Department of Chemical and Biological Engineering, Division of Biomedical Engineering, The Hong Kong University of Science and Technology, Hong Kong, China; Polymeric Materials Research Group, Department of Materials Science and Engineering, Sharif University of Technology, Tehran, P.O. Box 11155-9466, Iran.
Department of Physics, Department of Materials Science and Engineering, Department of Biomedical Engineering, City University of Hong Kong, Tat Chee Avenue, Kowloon, Hong Kong, China.
Int J Biol Macromol. 2022 Apr 30;205:638-650. doi: 10.1016/j.ijbiomac.2022.02.115. Epub 2022 Feb 23.
We report a chitosan-based nanocomposite thermogel with superior shear modulus resembling that of cartilage and dual pro-chondrogenic and anti-inflammatory functions. Two therapeutic agents, kartogenin (KGN) and diclofenac sodium (DS), are employed to promote chondrogenesis of stem cells and suppress inflammation, respectively. To extend the release time in a controlled manner, KGN is encapsulated in the uniform-sized starch microspheres and DS is loaded into the halloysite nanotubes. Both drug carriers are doped into the maleimide-modified chitosan hydrogel to produce a shear modulus of 167 ± 5 kPa that is comparable to that of articular cartilage (50-250 kPa). Owing to the hydrogel injectability and relatively suitable gelation time (5 ± 0.5 min) at 37 °C, this system potentially constitutes a manageable platform for clinical practice. Moreover, sustained linear drug release for over a month boosts chondro-differentiation of stem cells to eliminate the necessity for multiple administrations. Considering virtues such as thermogel strength and ability to co-deliver anti-inflammatory and chondro-inductive biomolecules continuously, the materials and strategy have promising potential in functional cartilage tissue engineering.

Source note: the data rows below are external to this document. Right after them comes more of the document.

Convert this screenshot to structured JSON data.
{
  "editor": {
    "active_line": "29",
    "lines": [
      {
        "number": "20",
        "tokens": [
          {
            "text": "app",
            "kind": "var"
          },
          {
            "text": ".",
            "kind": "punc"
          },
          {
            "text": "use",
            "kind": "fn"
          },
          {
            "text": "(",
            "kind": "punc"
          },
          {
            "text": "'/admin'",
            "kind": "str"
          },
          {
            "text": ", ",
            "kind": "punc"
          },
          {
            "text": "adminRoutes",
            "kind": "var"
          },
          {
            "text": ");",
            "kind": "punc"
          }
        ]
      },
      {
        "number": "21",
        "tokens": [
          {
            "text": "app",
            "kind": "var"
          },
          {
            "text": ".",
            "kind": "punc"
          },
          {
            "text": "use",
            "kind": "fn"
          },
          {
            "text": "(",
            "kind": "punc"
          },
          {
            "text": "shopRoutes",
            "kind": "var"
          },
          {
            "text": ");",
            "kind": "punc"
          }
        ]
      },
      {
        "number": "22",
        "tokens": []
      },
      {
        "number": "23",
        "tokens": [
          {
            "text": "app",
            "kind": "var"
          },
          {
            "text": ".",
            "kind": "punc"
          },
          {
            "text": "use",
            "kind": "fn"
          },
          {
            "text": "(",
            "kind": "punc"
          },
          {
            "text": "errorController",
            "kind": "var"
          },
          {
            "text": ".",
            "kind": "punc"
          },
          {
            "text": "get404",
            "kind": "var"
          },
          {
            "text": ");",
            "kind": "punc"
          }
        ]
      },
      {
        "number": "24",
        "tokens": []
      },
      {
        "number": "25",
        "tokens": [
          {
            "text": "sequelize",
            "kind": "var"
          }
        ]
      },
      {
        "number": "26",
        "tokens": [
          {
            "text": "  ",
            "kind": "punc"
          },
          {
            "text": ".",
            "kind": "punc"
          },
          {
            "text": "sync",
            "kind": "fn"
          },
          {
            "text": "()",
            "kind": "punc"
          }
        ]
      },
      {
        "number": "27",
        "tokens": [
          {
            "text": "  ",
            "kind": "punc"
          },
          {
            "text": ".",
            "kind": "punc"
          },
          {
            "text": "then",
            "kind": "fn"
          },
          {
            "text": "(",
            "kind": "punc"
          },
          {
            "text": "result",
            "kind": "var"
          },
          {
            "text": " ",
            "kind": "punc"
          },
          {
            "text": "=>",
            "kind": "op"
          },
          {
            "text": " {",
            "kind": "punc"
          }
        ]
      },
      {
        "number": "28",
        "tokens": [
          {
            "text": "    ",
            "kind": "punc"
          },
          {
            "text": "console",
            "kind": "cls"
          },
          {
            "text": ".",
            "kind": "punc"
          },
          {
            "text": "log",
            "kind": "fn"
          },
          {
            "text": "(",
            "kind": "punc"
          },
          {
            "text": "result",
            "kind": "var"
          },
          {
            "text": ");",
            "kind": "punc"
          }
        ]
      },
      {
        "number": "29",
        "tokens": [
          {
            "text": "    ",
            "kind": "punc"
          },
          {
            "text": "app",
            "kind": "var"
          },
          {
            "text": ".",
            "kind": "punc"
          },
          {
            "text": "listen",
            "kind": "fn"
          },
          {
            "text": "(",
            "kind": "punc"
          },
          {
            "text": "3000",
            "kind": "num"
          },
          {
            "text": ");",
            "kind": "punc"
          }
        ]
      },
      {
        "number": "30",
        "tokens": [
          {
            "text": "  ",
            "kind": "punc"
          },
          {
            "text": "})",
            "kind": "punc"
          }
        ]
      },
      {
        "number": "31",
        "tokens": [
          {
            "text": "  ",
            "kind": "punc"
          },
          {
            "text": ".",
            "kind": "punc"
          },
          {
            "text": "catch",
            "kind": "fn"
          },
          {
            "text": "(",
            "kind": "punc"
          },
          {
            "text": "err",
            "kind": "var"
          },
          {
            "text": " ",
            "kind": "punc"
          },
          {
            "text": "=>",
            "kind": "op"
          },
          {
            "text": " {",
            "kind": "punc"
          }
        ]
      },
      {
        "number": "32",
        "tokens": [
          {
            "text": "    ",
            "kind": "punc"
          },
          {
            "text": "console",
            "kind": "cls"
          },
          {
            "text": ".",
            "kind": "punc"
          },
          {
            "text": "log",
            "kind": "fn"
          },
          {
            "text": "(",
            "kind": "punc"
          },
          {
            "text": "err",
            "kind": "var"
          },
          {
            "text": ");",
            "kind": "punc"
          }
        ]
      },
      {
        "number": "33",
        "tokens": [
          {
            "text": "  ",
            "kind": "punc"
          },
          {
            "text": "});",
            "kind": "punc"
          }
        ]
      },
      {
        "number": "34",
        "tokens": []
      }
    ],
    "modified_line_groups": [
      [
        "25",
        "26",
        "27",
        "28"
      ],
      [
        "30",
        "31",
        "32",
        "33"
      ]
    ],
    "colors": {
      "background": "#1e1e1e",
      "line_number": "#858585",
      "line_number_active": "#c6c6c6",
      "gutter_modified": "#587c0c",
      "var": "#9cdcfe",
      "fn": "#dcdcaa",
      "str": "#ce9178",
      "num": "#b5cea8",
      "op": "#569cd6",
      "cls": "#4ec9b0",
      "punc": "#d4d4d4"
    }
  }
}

我们报告了一种壳聚糖基纳米复合温敏水凝胶,其具有类似于软骨的优异剪切模量和双重促软骨生成和抗炎功能。两种治疗剂,即 Kartogenin(KGN)和双氯芬酸钠(DS),分别用于促进干细胞的软骨生成和抑制炎症。为了以可控的方式延长释放时间,将 KGN 包封在均匀尺寸的淀粉微球中,将 DS 载入到埃洛石纳米管中。将两种药物载体掺杂到马来酰亚胺修饰的壳聚糖水凝胶中,产生的剪切模量为 167 ± 5 kPa,与关节软骨(50-250 kPa)相当。由于水凝胶的可注射性和在 37°C 时相对合适的凝胶时间(5 ± 0.5 分钟),该系统有可能成为临床实践的可控平台。此外,超过一个月的持续线性药物释放促进了干细胞的软骨分化,从而消除了多次给药的必要性。考虑到温敏水凝胶的强度以及能够持续共递送抗炎和软骨诱导生物分子的能力等优点,这些材料和策略在功能性软骨组织工程中具有广阔的应用前景。